Так утверждал умный и современный донельзя Никодим. И не жалел денег на выставки, презентации и зарубежные конкурсы.
И, действительно: музей, и его содержимое приносили ощутимые бонусы.
Особо ощутимые золотые и бриллиантовые бонусы красовались на директрисе музея Софье Ярославовне Чащиной.
– Наша Софушка, – так, не стесняясь, называл её Никодим, старомодно целуя её разглаженные кремами, пахнущие жасминами руки, находясь в самых неподходящих местах: у общипанного стенда с передовиками, в убогой столовой на такой же допотопной раздаче, у общего рукомойника при входах в не отличающиеся особой гигиеной туалеты… – наша Софушка, – говорил Никодим, – по существу есть главный золотой винтик швейцарских часов, огранённый бриллиантик нашего завода.
Пусть будет так, как считает руководство. Винтик, пусть даже золотой, – не штурвал и даже не рычаг электросчётчика.
– Денег в кассе хотелось бы иметь побольше! – так считает простой народ.
2
Танюша не была старообрядчицей, проповедующей сарафаны, тем более не была ни стеклодувом, ни доработчицей-резчиком, ни даже составителем рецептов или помощником мастера по печам. Она носила стринги.

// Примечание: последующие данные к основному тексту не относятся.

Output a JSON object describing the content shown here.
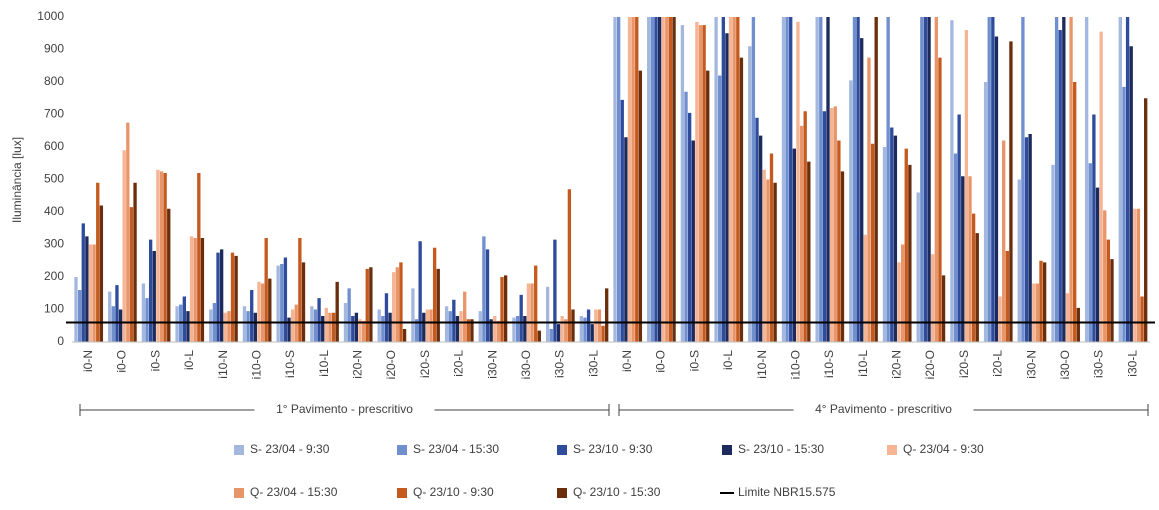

И она советовала делать это каждой женщине, желающей видеть в себе женщину, а не предводительницу кастрюль.
Она работала бессменным секретарём, и давненько этак – даже трудно сказать точно, сколько лет подряд – прислуживала Шефу.
Она, не прикладывая неимоверных усилий, а методом естественной бочковой выдержки, не нытьём—мытьём, так катаньем, фактом своего существования в соседнем кабинете приблизилась к Прокофьичу (так в просторечье звали почившего в небытие Шефа). Приблизилась настолько, что, в конце концов, стала известной, достаточно незаменимой в житейских делах и одновременно самой расхожей, исключая, конечно же, Софью Ярославовну, фигурой заводского фольклора.
Медленно и верно она стала, хоть и скрытой за ширмой, вовсе не главной, не ключевой, но всё равно что-то двигающей или помогающей двигать помощницей кукловода.
Приблизившись к кукловоду и, само собой, к тому месту, где пишутся сценарии, она, сама того не ожидая, оборотилась в необходимого по стандарту жизни заводов того самого персонажа – всего на виду, чьи поступки, внешность, оплошки, высказывания, манеру пить и говорить, сморкаться, плакать, нечаянно пускать ветры, ходить гурьбой в туалет без защёлки, стоять там на стрёме и совершать иные противозаконные действия – принято обсуждать и обсмеивать на каждом перекуре.
А, кроме того, про Татьяну шептались не только на заводе. Её не забывали и выйдя с территории. Неожиданно, будучи за рулём, вдруг вспоминали Татьянины промашки и словесные перлы; разжигая уличный гриль и услышав трескоток угля, вдруг начинали посмеиваться за её характерное, заливчатое, дробное щебетанье и заразительный смех, слышный даже через стеклянную стенку в конце коридора. И вспоминали при этом почему-то павлина: где они могли слышать и видеть этого павлина? Разве что перья на актрисе местного комедийного театришки могли вызвать такую ассоциацию?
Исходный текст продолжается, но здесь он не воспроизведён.